Adding a Time Stamp to Records in a Data Warehouse

A convenient way to assure data quality is to flag records in the data warehouse according to the date they were loaded. If the load process does not complete or you notice problems after data is already loaded, a time stamp column makes it easy to identify which records were affected. You can then delete all the records processed during a particular phase, return to the pre-load state and address any problems before attempting to load the data again. You can time stamp the load operation by adding an extra column, such as load_date, to your fact table using the SQL Command stage.
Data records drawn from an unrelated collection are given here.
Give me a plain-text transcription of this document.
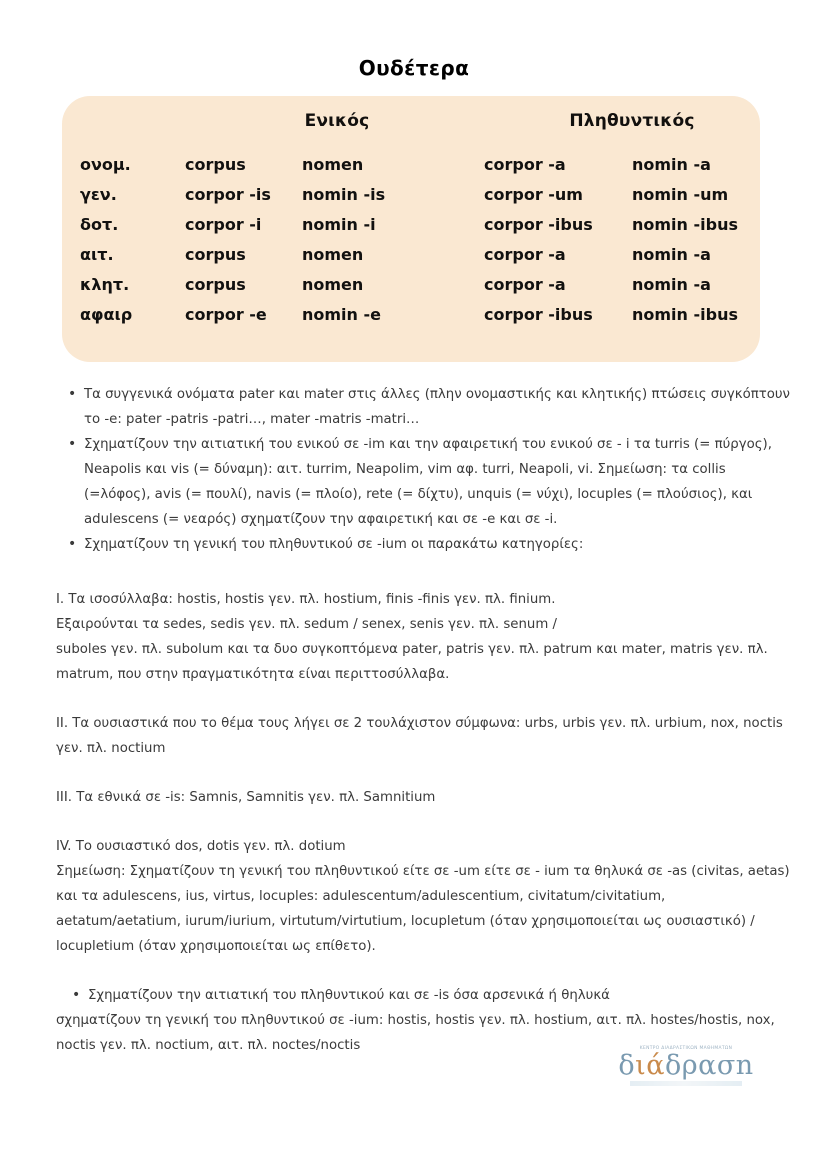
Ουδέτερα
Ενικός	Πληθυντικός
ονομ.	corpus	nomen	corpor -a	nomin -a
γεν.	corpor -is	nomin -is	corpor -um	nomin -um
δοτ.	corpor -i	nomin -i	corpor -ibus	nomin -ibus
αιτ.	corpus	nomen	corpor -a	nomin -a
κλητ.	corpus	nomen	corpor -a	nomin -a
αφαιρ	corpor -e	nomin -e	corpor -ibus	nomin -ibus
• Τα συγγενικά ονόματα pater και mater στις άλλες (πλην ονομαστικής και κλητικής) πτώσεις συγκόπτουν το -e: pater -patris -patri…, mater -matris -matri…
• Σχηματίζουν την αιτιατική του ενικού σε -im και την αφαιρετική του ενικού σε - i τα turris (= πύργος), Neapolis και vis (= δύναμη): αιτ. turrim, Neapolim, vim αφ. turri, Neapoli, vi. Σημείωση: τα collis (=λόφος), avis (= πουλί), navis (= πλοίο), rete (= δίχτυ), unquis (= νύχι), locuples (= πλούσιος), και adulescens (= νεαρός) σχηματίζουν την αφαιρετική και σε -e και σε -i.
• Σχηματίζουν τη γενική του πληθυντικού σε -ium οι παρακάτω κατηγορίες:

I. Τα ισοσύλλαβα: hostis, hostis γεν. πλ. hostium, finis -finis γεν. πλ. finium.

Εξαιρούνται τα sedes, sedis γεν. πλ. sedum / senex, senis γεν. πλ. senum /

suboles γεν. πλ. subolum και τα δυο συγκοπτόμενα pater, patris γεν. πλ. patrum και mater, matris γεν. πλ. matrum, που στην πραγματικότητα είναι περιττοσύλλαβα.

II. Τα ουσιαστικά που το θέμα τους λήγει σε 2 τουλάχιστον σύμφωνα: urbs, urbis γεν. πλ. urbium, nox, noctis γεν. πλ. noctium

III. Τα εθνικά σε -is: Samnis, Samnitis γεν. πλ. Samnitium

IV. Το ουσιαστικό dos, dotis γεν. πλ. dotium

Σημείωση: Σχηματίζουν τη γενική του πληθυντικού είτε σε -um είτε σε - ium τα θηλυκά σε -as (civitas, aetas) και τα adulescens, ius, virtus, locuples: adulescentum/adulescentium, civitatum/civitatium, aetatum/aetatium, iurum/iurium, virtutum/virtutium, locupletum (όταν χρησιμοποιείται ως ουσιαστικό) / locupletium (όταν χρησιμοποιείται ως επίθετο).

• Σχηματίζουν την αιτιατική του πληθυντικού και σε -is όσα αρσενικά ή θηλυκά

σχηματίζουν τη γενική του πληθυντικού σε -ium: hostis, hostis γεν. πλ. hostium, αιτ. πλ. hostes/hostis, nox, noctis γεν. πλ. noctium, αιτ. πλ. noctes/noctis	ΚΕΝΤΡΟ ΔΙΑΔΡΑΣΤΙΚΩΝ ΜΑΘΗΜΑΤΩΝ
διάδρασn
To have the dataflow add a timestamp when populating or updating a data warehouse:

  1. In Enterprise Designer, open the dataflow that populates or updates the data warehouse:
  2. Drag a Transformer stage to the canvas and connect it to the dataflow just before the Write to DB stage.

    For example:



  3. Double-click the Transformer stage.
  4. Click Add.
  5. Under General, select Custom.
  6. In the Custom transform name field, enter a name for this transform. The name can be anything you want. For example, Add Time Stamp.
  7. In the Custom script field, enter this:
    data['<timestamp field>']=currentDateTime()

    Where <timestamp field> is the name of the dataflow field that you want to contain the time stamp.

    For example, if you want to put the time stamp in a dataflow field named Timestamp then your custom script would be:

    data['Timestamp']=currentDateTime()
  8. Click the Add button at the bottom of the window.
  9. Click Close.
  10. Click OK to close the Transformer Options window.

The dataflow now adds the current time to a field in each record, providing a time stamp in the data warehouse that shows when each record was loaded.